O modelo de negócio chamou a atenção da Natura que, através do projeto Carbono Socioambiental das Nascentes do Xingu, em parceria com o Instituto Socioambiental (ISA), trabalha com a Rede de Sementes do Xingu desde 2007. A iniciativa atende Áreas de Preservação Permanente e territórios de Reserva Legal degradadas na região de Santa Cruz do Xingu (MT).

Dados exclusivos obtidos pelo AgFeed mostram que, em 15 anos, a ação entre a Natura e o ISA contribuiu para a restauração de 296,7 hectares, compensando 43.394,8 toneladas de CO2. Até 2041, a expectativa é de que pelo menos 61.533 toneladas desses gases sejam sequestradas.

“Esse projeto se iniciou em 2009 e agora, 15 anos depois é que vemos o resultado na prática, com a floresta se regenerando, o estoque de carbono sendo gerado e comercializado através de créditos de carbono”, diz João Teixeira, gerente de sustentabilidade da Natura.

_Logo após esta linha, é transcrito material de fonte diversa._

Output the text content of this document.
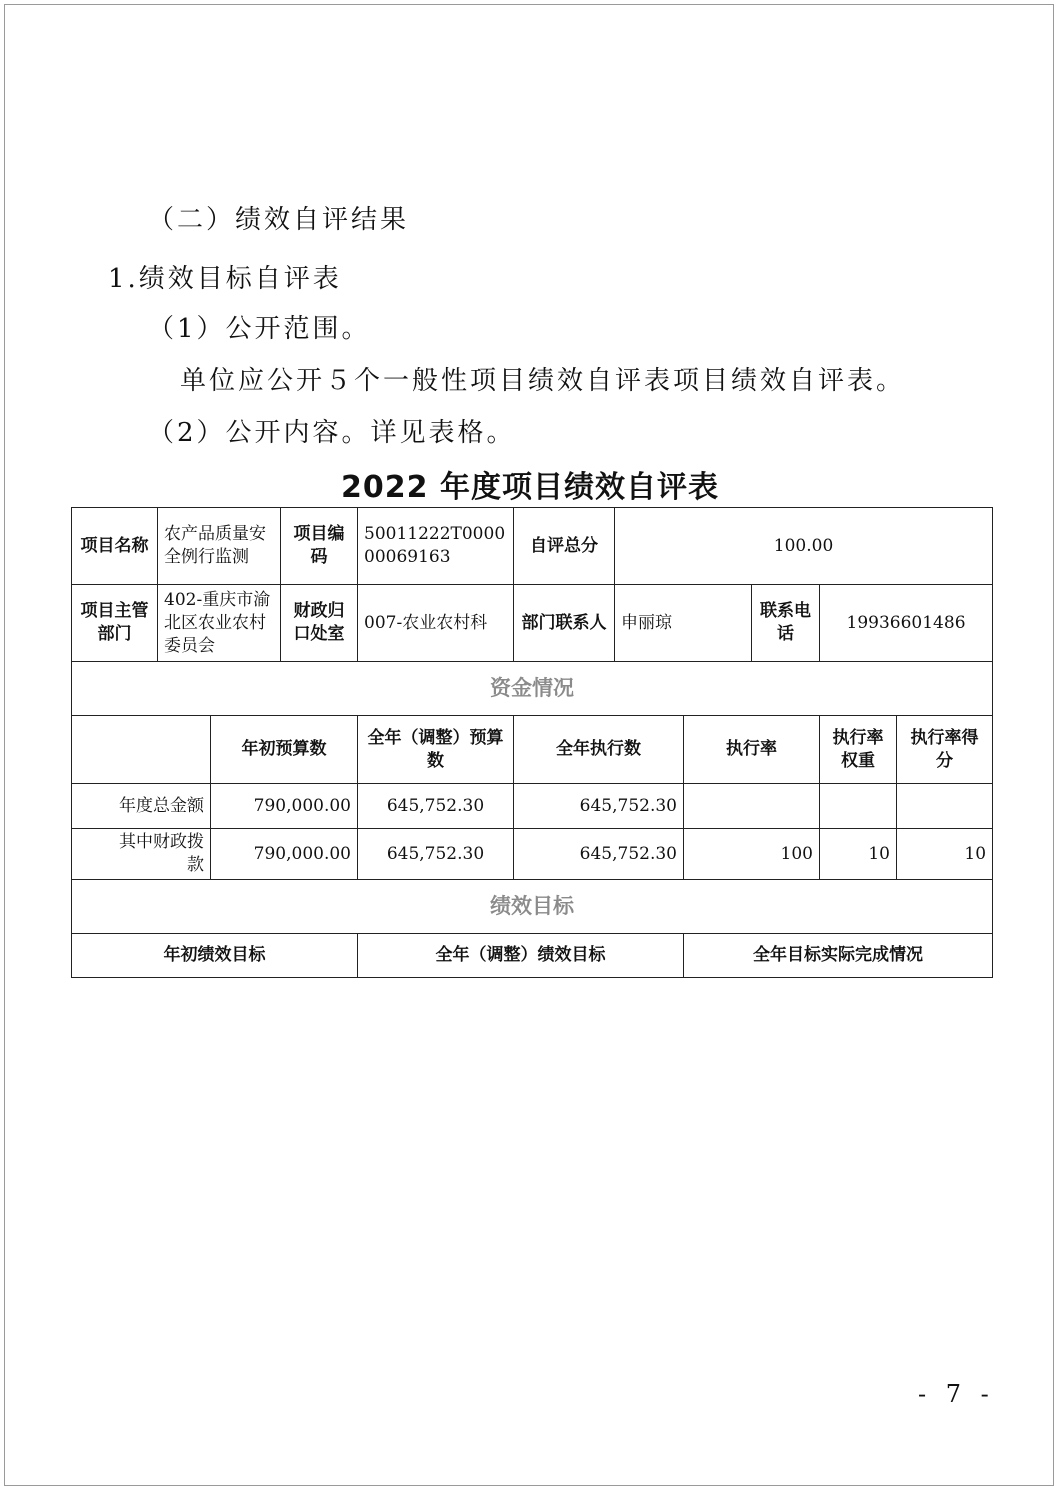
（二）绩效自评结果
1.绩效目标自评表
（1）公开范围。
单位应公开５个一般性项目绩效自评表项目绩效自评表。
（2）公开内容。详见表格。
2022 年度项目绩效自评表
项目名称	农产品质量安全例行监测		项目编码	50011222T000000069163	自评总分	100.00				
项目主管部门	402-重庆市渝北区农业农村委员会		财政归口处室	007-农业农村科	部门联系人	申丽琼		联系电话	19936601486	
资金情况										
		年初预算数		全年（调整）预算数	全年执行数		执行率		执行率权重	执行率得分
年度总金额		790,000.00		645,752.30	645,752.30					
其中财政拨款		790,000.00		645,752.30	645,752.30		100		10	10
绩效目标										
年初绩效目标				全年（调整）绩效目标			全年目标实际完成情况			
- 7 -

Ele reforça que a companhia considera o trabalho ancestral da muvuca de sementes uma das estratégias mais eficientes e de baixo custo para o restauro e recuperação áreas degradadas no Brasil.

“Esta abordagem não apenas promove a restauração florestal de forma eficaz, mas também cria oportunidades econômicas para indígenas e ribeirinhos, preservando simultaneamente conhecimentos tradicionais vitais e a preservação da biodiversidade ao reintroduzir espécies endêmicas dos biomas em que estão inseridas”, afirma.